I can’t believe it’s been a month since I last posted anything to this blog. I apologize to my few followers, and hope the delay hasn’t put anyone out too much. (Shadow, on the other hand, doesn’t care at all.)
It’s been a tough month to find time to think and reflect…hence the delay. Also, it means that this post, coming late, isn’t as well thought-out as usual. Again, my apologies. I hope it still offers a little something in the way of hope and encouragement.
So, my last post talked about how it’s impossible to keep a ledger with God. That raises several more questions, though. If we can’t get to heaven by what we do, if there is no balance sheet, then what part do works really play in our relationship with God? After all, the Bible has all those “rules.”
Question #1: What are those rules for, if not a stair-step list of heavenly requirements? If God doesn’t need us to do good things, then why did He tell us to do those good things?
Two reasons come to mind.
First, life really does work better under some conditions than others. Life works better if cats…
• Use their litter boxes so their humans don’t have to clean up messes behind the couch.
• Catch mice so humans don’t have to set traps or face starvation.
• Leave the couch alone so it looks like a couch and not a bad knitting project.
• Stay off the cupboards and don’t eat things that will kill them.
Those rules don’t hurt the cat; they make life easier for all involved. In the same way, life works better if humans value life, value relationships with each other, and value their relationships with the Creator who created them. Simple, really. I’m going to quote from the Jesus Storybook Bible again. Ready?
“’I want you to love me more than anything else in all the world -- and know that I love you too,’ God told them. ‘That’s the most important thing of all.’
“God gave them other rules, like don’t make yourselves pretend gods; don’t kill people; or steal; or lie. The rules showed God’s people how to live, and how to be close to him, and how to be happy. They showed how life worked best.”*
Second, when we try to live by the rules, we realize how much we need God’s grace.
The Storybook Bible continues:
“’God promises to always look after you,’ Moses said. ‘Will you love him and keep these rules?’

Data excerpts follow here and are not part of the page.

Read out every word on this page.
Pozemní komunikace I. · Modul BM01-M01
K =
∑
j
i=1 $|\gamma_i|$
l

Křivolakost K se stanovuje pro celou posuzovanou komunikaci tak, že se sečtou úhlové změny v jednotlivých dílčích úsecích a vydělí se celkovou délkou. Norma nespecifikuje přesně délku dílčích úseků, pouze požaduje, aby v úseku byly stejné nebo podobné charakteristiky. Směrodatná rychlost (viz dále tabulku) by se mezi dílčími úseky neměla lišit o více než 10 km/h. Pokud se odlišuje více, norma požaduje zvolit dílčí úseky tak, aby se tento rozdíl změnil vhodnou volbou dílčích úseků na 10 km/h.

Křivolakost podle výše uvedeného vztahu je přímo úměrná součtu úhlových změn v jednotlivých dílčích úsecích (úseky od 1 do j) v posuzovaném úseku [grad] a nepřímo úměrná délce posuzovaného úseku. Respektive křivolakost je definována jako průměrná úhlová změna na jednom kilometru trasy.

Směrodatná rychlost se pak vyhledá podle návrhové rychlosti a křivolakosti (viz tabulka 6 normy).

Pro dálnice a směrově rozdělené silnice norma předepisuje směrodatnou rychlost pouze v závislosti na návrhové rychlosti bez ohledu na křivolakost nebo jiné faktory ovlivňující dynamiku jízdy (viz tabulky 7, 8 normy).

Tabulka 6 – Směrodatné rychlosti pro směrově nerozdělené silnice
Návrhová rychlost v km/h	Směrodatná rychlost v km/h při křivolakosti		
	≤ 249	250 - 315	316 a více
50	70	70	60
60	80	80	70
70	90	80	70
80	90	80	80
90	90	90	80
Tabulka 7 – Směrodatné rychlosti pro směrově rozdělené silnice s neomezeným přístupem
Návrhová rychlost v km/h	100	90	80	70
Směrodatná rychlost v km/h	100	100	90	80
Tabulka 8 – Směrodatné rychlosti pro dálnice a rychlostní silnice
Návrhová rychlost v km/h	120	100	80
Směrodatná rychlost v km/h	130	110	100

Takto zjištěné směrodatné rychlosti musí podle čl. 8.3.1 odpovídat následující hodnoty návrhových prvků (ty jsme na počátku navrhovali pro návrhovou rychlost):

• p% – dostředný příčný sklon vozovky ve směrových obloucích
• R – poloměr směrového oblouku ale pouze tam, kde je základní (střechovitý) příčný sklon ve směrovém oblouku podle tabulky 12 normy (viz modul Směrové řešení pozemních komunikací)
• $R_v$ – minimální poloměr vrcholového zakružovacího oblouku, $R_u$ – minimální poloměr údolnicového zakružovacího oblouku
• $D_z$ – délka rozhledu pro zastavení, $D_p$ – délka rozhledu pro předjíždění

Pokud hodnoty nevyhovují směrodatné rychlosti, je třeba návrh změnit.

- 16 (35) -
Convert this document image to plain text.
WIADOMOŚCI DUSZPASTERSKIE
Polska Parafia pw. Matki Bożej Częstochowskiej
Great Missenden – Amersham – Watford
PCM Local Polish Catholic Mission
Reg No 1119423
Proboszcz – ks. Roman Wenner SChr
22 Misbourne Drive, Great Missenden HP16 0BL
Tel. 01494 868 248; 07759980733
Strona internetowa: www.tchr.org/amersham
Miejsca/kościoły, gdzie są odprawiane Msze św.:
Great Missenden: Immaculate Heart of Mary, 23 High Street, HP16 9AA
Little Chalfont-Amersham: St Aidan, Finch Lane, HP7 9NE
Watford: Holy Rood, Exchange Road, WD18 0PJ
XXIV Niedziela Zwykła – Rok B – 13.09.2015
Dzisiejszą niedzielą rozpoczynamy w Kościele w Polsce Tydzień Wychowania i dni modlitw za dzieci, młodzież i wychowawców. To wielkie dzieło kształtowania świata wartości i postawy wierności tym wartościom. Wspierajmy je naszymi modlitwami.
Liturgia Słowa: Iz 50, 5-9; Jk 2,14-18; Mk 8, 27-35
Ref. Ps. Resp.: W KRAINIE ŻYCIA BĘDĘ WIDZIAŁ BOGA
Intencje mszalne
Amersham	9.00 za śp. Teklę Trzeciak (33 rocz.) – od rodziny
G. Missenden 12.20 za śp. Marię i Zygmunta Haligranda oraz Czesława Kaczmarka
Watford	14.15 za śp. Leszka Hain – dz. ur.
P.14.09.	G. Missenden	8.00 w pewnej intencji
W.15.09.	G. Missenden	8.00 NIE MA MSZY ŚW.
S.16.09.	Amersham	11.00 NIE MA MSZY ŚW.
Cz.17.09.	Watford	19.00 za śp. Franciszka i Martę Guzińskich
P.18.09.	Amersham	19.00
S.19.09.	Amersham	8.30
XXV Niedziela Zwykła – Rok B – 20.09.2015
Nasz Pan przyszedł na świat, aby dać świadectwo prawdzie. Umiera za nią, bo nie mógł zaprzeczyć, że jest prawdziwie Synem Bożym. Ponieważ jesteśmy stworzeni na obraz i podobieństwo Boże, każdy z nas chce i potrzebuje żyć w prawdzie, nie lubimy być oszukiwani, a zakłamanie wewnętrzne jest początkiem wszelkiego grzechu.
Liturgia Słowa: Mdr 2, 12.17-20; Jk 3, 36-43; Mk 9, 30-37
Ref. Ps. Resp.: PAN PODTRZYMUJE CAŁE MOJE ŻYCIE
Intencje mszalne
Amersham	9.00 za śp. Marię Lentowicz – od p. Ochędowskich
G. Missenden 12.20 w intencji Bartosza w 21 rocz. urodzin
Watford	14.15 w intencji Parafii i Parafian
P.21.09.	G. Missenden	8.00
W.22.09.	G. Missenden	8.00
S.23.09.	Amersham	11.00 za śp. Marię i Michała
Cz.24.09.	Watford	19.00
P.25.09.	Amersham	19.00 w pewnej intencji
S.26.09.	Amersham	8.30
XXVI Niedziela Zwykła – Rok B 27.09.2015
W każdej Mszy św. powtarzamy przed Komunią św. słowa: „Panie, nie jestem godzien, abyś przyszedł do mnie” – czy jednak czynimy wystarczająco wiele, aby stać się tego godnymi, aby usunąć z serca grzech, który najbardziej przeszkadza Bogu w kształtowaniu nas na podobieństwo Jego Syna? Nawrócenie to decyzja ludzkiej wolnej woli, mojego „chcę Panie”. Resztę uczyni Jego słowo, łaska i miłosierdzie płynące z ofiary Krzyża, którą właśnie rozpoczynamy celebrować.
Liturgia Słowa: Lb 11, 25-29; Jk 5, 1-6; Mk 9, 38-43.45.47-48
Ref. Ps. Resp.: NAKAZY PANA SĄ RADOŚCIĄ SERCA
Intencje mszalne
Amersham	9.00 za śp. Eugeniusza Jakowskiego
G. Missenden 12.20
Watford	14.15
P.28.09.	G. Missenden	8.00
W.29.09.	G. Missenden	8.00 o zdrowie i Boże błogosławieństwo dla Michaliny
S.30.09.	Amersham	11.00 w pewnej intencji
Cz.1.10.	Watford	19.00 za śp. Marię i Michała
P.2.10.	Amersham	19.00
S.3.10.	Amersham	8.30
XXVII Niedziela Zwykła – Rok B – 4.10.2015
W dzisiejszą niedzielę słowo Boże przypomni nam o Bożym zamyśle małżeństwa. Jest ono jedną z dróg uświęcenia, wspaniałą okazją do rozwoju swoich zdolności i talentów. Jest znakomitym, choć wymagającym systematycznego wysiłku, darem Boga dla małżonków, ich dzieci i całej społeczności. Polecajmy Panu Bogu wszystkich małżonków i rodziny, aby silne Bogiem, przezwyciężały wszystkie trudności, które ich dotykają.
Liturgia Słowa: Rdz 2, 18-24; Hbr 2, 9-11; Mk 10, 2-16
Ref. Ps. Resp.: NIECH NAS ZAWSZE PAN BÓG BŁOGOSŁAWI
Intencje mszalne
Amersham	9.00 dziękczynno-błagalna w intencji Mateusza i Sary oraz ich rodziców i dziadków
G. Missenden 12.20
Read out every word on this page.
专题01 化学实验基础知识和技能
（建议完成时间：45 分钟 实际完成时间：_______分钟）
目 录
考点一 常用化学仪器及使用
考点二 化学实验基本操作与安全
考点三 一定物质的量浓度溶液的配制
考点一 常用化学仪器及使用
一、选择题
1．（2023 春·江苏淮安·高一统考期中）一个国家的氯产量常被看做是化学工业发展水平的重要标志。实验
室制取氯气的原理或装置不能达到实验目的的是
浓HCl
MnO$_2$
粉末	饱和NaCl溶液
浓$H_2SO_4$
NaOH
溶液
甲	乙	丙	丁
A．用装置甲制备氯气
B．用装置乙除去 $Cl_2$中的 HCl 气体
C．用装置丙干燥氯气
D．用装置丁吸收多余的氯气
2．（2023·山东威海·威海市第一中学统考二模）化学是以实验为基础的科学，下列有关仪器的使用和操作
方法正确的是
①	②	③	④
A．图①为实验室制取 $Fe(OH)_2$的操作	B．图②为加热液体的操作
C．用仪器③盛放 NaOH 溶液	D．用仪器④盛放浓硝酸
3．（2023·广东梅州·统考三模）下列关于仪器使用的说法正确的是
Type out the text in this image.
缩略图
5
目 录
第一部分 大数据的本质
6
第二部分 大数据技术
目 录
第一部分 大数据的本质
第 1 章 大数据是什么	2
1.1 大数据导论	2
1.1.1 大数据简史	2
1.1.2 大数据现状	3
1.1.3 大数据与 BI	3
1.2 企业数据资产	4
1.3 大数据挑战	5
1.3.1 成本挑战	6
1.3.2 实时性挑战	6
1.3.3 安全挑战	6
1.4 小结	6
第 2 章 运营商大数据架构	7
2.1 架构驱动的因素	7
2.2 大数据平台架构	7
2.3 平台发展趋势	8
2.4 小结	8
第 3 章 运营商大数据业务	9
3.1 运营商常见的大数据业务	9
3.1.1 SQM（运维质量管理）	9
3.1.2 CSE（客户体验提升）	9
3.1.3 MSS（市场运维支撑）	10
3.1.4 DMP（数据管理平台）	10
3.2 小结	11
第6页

“’We can do it! Yes! We promise!’
“But they were wrong. They couldn’t do it. No matter how hard they tried, they could never keep God’s rules all the time.
“God knew they couldn’t. And he wanted them to know it, too.
“Only one Person could keep all the rules. And many years later God would send him -- to stand in their place and be perfect for them.
“Because rules couldn’t save them.
“Only God could save them.”
You can think of all those rules as a kind of mirror. Looking into it shows us not how clean and pure we are, but how dirty and in need of a good, old-fashioned scrubbing down. In Romans 5, Paul explains, “But law came in, with the result that the trespass multiplied; but where sin increased, grace abounded all the more” (Romans 5:20, NRSV).
The more we try to follow the law, the worse we see we are. The worse we are, the more grace we need. The more grace we need, the more God supplies. Beautiful, isn’t it?
On the other hand, if you insist on trying to work your way to salvation, even knowing all this, the consequences are very different. When speaking to Christians who contemplated being circumcised under Jewish law, Paul had this to say:
“You who want to be justified by the law have cut yourselves off from Christ; you have fallen away from grace” (Galatians 5:4, NRSV).
So, good works--the law--are no substitute for God’s forgiveness. The law simply shows you how much you need forgiveness. The absolutely great news it that forgiveness is there, freely supplied for all who will take it.
“For the law was given through Moses; grace and truth came through Jesus Christ” (John 1:17, NIV).
*The Jesus Storybook Bible, pgs. 105-107. Sally Lloyd-Jones. Zonderkidz, 2007.